The music, on the other hand, is fantastic. Yoshiyuki Sahashi has crafted a unique soundtrack that blends electronic-style tracks with more traditional fantasy music. It’s a lot of fun to experience the way that the score changes as you move from area to area. There’s really no better way to understand the excellence of the music than to listen to it yourself, so definitely play this one with headphones on if you can.
The voice acting is good but inconsistent. I’m still not sure how the developers decided which lines were spoken all the way through, which lines were accompanied by just a small exclamation or sigh, and which lines had no speech at all. That having been said, the voice acting is really well done. You can choose between three tracks – two Japanese voice tracks and one English voice track. I played with the second Japanese track the most, since I liked it the most (and I recommend it over the others), but none of them are particularly bad. The English felt the most strange to me, but that’s probably just because I’m used to playing this type of game with Japanese voice acting.
This is another example of how many choices this game gives you – three voice acting tracks, an adjustable encounter rate, three difficulty levels, and the ability to turn trace outlines on and off are all given to the player. You can change any of these things at any point in your adventure, and that amount of customization is absolutely fantastic, and might ease the sting that the lack of character customization might cause in the hearts of those who haven’t spent much time with older RPGs.
There’s almost too much to do in Return to PopoloCrois. There’s a ticker that comes down from the top of the upper screen once in a while that lets you know what’s going on in other areas of the game, and it reminds you of how much is happening at once. You might be doing a side quest for a resident of Zuzul Village when you get a slew of notifications – one or more of your farms has produce to pick! Your Sumoos are ready to be milked! One of your friends misses you! Your plants are thirsty! And the list goes on. It would be overwhelming if it weren’t for the game’s forgiving nature – you’re free to do things at your own pace without being afraid of harming your farm, which is one of the major things that sets Return to PopoloCrois apart from Rune Factory and Story of Seasons.
Once you finish the main story, you’re still going to have things to do. Whether you do them or not is up to you, but I found it impossible not to dive right back into the game. I wanted to keep farming, collecting, and helping the people of Galariland. Though I’ve written my review and I have other games to be playing, I keep coming back to Return to PopoloCrois because I just enjoy being in its world. I see myself coming back to this game quite often throughout the foreseeable future.

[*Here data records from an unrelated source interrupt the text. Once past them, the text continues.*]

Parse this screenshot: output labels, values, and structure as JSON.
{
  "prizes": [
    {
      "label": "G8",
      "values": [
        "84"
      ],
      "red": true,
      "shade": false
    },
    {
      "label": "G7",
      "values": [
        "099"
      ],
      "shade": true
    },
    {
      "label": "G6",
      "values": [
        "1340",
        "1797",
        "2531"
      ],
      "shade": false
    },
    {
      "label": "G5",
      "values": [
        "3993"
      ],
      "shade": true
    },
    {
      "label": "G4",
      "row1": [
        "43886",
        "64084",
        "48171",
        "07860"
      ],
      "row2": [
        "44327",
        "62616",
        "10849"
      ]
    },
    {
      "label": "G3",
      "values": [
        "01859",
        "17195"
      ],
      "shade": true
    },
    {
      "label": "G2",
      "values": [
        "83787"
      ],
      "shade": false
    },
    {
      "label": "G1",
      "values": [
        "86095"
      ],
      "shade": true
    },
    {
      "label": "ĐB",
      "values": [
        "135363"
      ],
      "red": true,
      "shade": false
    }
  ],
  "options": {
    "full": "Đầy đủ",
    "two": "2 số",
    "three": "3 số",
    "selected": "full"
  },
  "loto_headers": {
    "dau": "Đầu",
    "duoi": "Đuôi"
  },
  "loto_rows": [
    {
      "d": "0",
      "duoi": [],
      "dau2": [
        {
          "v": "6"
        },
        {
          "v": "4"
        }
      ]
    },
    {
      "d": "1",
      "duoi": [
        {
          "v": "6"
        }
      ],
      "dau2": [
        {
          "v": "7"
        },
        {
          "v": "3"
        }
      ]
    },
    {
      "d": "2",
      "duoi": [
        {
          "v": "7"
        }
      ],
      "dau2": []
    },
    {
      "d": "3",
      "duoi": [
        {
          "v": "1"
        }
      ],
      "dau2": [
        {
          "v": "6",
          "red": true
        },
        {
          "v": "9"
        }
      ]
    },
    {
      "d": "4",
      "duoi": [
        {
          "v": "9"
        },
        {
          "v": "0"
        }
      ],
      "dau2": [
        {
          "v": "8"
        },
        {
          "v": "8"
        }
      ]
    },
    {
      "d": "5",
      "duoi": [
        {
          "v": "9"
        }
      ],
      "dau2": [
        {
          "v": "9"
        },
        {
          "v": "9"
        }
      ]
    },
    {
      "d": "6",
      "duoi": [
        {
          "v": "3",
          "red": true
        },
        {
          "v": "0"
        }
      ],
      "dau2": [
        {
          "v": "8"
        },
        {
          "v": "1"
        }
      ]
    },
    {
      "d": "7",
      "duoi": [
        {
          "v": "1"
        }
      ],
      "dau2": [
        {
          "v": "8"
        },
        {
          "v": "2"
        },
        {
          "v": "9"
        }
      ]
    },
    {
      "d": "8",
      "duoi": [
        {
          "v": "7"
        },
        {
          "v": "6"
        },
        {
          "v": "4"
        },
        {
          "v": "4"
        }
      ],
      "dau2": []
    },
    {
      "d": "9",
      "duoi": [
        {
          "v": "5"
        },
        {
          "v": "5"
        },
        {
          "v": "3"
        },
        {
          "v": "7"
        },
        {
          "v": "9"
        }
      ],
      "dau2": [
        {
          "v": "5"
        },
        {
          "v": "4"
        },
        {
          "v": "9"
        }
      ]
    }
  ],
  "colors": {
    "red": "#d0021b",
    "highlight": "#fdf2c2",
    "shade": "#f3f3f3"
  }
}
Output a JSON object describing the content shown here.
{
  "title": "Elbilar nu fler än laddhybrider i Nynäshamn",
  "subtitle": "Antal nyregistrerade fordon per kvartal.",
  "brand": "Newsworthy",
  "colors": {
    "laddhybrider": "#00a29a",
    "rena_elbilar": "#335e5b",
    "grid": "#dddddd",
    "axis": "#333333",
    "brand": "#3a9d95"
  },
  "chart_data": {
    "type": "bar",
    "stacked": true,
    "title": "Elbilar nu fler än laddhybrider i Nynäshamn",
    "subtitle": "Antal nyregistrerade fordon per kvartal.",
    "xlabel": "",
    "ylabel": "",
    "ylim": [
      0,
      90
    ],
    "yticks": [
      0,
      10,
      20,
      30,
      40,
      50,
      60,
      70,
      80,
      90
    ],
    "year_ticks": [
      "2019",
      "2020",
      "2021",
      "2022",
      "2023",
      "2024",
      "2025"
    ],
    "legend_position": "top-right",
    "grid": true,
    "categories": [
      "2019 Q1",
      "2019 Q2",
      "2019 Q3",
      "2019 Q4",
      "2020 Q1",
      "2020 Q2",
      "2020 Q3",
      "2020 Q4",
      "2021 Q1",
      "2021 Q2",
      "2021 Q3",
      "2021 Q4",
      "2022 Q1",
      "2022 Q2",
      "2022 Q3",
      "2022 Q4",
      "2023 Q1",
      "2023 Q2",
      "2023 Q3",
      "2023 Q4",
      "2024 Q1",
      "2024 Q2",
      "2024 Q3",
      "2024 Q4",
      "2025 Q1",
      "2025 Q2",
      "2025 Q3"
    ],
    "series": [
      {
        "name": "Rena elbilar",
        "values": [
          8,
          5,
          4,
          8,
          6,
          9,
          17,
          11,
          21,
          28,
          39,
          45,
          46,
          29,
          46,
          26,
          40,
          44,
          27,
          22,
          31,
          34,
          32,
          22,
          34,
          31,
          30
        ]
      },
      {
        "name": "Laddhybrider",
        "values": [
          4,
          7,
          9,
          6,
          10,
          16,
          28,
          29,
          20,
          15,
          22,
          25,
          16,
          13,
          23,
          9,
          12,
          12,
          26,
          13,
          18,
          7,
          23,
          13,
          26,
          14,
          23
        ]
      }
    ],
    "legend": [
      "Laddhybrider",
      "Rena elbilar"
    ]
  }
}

Return to PopoloCrois isn’t groundbreaking. It doesn’t bring a lot of new elements to the JRPG and farming sim genres. Instead, it uses mechanics that we already know and love from the games that made us love these genres in the first place (Final Fantasy Tactics and the original Harvest Moon come to mind). The JRPG elements aren’t as strong as they are in Rune Factory, and the farming isn’t as complicated as it is in Story of Seasons – instead, Return to PopoloCrois breaks things down to their most simple (and most enjoyable) forms. It might be a more easy-going experience than you’re used to, but I give it an extremely high recommendation – Return to PopoloCrois belongs in your 3DS library.